The bugs I hit were mostly my own fault: forgetting to check IRQL before calling ExAllocatePool, passing kernel pointers where usermode expected user pointers, and the classic "forgot to initialize a spinlock" race condition. WinDbg with kernel symbols saved me every time — analyzing crash dumps revealed exactly which line caused the BSOD.

The debugging process

Kernel debugging is a different discipline from usermode debugging. I started with local kernel debugging (requires test signing mode), but quickly moved to two-machine debugging via serial cable for reliability. The workflow: reproduce the crash, note the bug check code, open the crash dump in WinDbg, run !analyze -v for automatic diagnosis, then examine the stack with k and registers with r. Learning to read Windows kernel structures like _EPROCESS and _ETHREAD was essential for understanding driver context.

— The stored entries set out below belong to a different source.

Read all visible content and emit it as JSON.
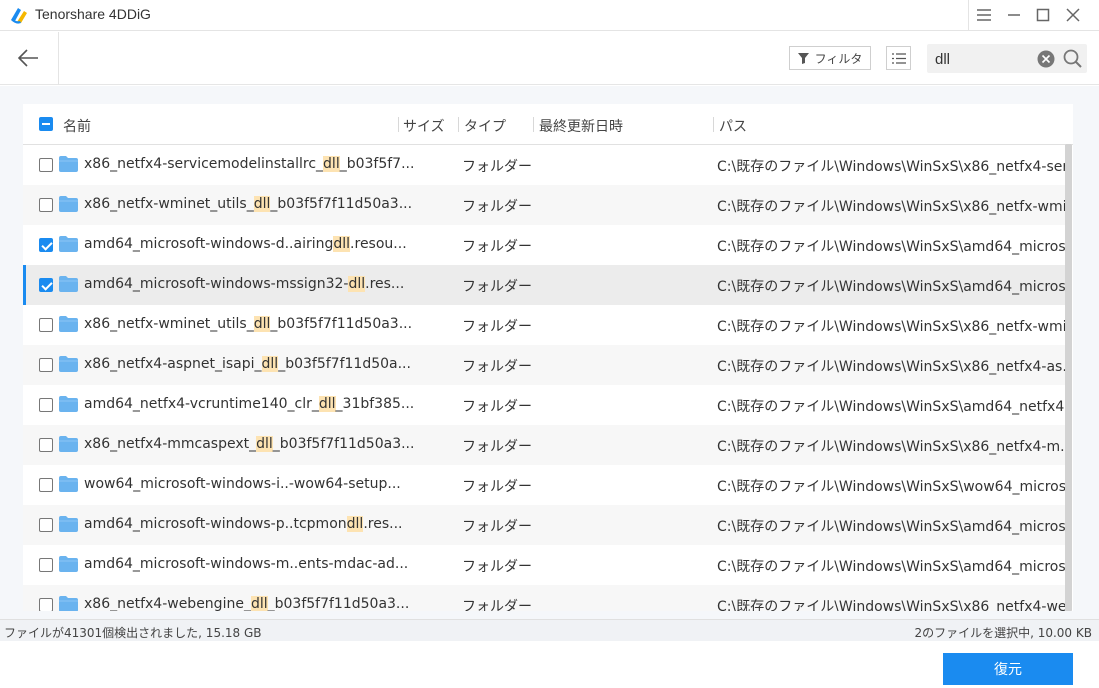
{
  "app": {
    "title": "Tenorshare 4DDiG"
  },
  "toolbar": {
    "filter_label": "フィルタ"
  },
  "search": {
    "value": "dll"
  },
  "table": {
    "columns": {
      "name": "名前",
      "size": "サイズ",
      "type": "タイプ",
      "modified": "最終更新日時",
      "path": "パス"
    },
    "rows": [
      {
        "name_pre": "x86_netfx4-servicemodelinstallrc_",
        "name_hl": "dll",
        "name_post": "_b03f5f7...",
        "type": "フォルダー",
        "path": "C:\\既存のファイル\\Windows\\WinSxS\\x86_netfx4-ser...",
        "checked": false
      },
      {
        "name_pre": "x86_netfx-wminet_utils_",
        "name_hl": "dll",
        "name_post": "_b03f5f7f11d50a3...",
        "type": "フォルダー",
        "path": "C:\\既存のファイル\\Windows\\WinSxS\\x86_netfx-wmi...",
        "checked": false
      },
      {
        "name_pre": "amd64_microsoft-windows-d..airing",
        "name_hl": "dll",
        "name_post": ".resou...",
        "type": "フォルダー",
        "path": "C:\\既存のファイル\\Windows\\WinSxS\\amd64_micros...",
        "checked": true
      },
      {
        "name_pre": "amd64_microsoft-windows-mssign32-",
        "name_hl": "dll",
        "name_post": ".res...",
        "type": "フォルダー",
        "path": "C:\\既存のファイル\\Windows\\WinSxS\\amd64_micros...",
        "checked": true
      },
      {
        "name_pre": "x86_netfx-wminet_utils_",
        "name_hl": "dll",
        "name_post": "_b03f5f7f11d50a3...",
        "type": "フォルダー",
        "path": "C:\\既存のファイル\\Windows\\WinSxS\\x86_netfx-wmi...",
        "checked": false
      },
      {
        "name_pre": "x86_netfx4-aspnet_isapi_",
        "name_hl": "dll",
        "name_post": "_b03f5f7f11d50a...",
        "type": "フォルダー",
        "path": "C:\\既存のファイル\\Windows\\WinSxS\\x86_netfx4-as...",
        "checked": false
      },
      {
        "name_pre": "amd64_netfx4-vcruntime140_clr_",
        "name_hl": "dll",
        "name_post": "_31bf385...",
        "type": "フォルダー",
        "path": "C:\\既存のファイル\\Windows\\WinSxS\\amd64_netfx4...",
        "checked": false
      },
      {
        "name_pre": "x86_netfx4-mmcaspext_",
        "name_hl": "dll",
        "name_post": "_b03f5f7f11d50a3...",
        "type": "フォルダー",
        "path": "C:\\既存のファイル\\Windows\\WinSxS\\x86_netfx4-m...",
        "checked": false
      },
      {
        "name_pre": "wow64_microsoft-windows-i..-wow64-setup...",
        "name_hl": "",
        "name_post": "",
        "type": "フォルダー",
        "path": "C:\\既存のファイル\\Windows\\WinSxS\\wow64_micros...",
        "checked": false
      },
      {
        "name_pre": "amd64_microsoft-windows-p..tcpmon",
        "name_hl": "dll",
        "name_post": ".res...",
        "type": "フォルダー",
        "path": "C:\\既存のファイル\\Windows\\WinSxS\\amd64_micros...",
        "checked": false
      },
      {
        "name_pre": "amd64_microsoft-windows-m..ents-mdac-ad...",
        "name_hl": "",
        "name_post": "",
        "type": "フォルダー",
        "path": "C:\\既存のファイル\\Windows\\WinSxS\\amd64_micros...",
        "checked": false
      },
      {
        "name_pre": "x86_netfx4-webengine_",
        "name_hl": "dll",
        "name_post": "_b03f5f7f11d50a3...",
        "type": "フォルダー",
        "path": "C:\\既存のファイル\\Windows\\WinSxS\\x86_netfx4-we...",
        "checked": false
      }
    ]
  },
  "status": {
    "found": "ファイルが41301個検出されました, 15.18 GB",
    "selected": "2のファイルを選択中, 10.00 KB"
  },
  "actions": {
    "recover_label": "復元"
  },
  "colors": {
    "accent": "#1a8bf0",
    "highlight": "#fde3b2",
    "folder": "#6ab3ef"
  }
}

; WinDbg commands I used frequently
; !analyze -v           ; automatic crash analysis with probable cause
; k                     ; display call stack
; .reload /f            ; force reload of symbols
; dt nt!_EPROCESS       ; display process structure layout
; !process 0 0          ; list all processes
; !pool                 ; pool allocation analysis

What I got wrong

My biggest assumption was that kernel APIs would validate my inputs. They don't. Passing a kernel-mode pointer to ProbeForRead causes an immediate bug check. I also underestimated the complexity of PE relocations — my first manual mapper worked on EXEs that loaded at their preferred base but crashed on anything else. The fix involved understanding the delta calculation and applying fixups to every relocation entry. Finally, I learned the hard way that DriverUnload must clean up everything, or you'll leak memory and have to reboot to reload.

What I'd do differently

If I rebuilt this today, I'd use proper IOCTLs for control operations and reserve shared memory only for bulk data transfer. The current "everything through shared memory" approach is harder to debug. I'd also implement a proper logging framework using ETW or a circular buffer, instead of scattered DbgPrint statements that only show up in the debugger. Finally, I'd add a usermode test harness that mocks the kernel interface, making development faster than the current "compile, sign, install, test, crash, analyze" loop.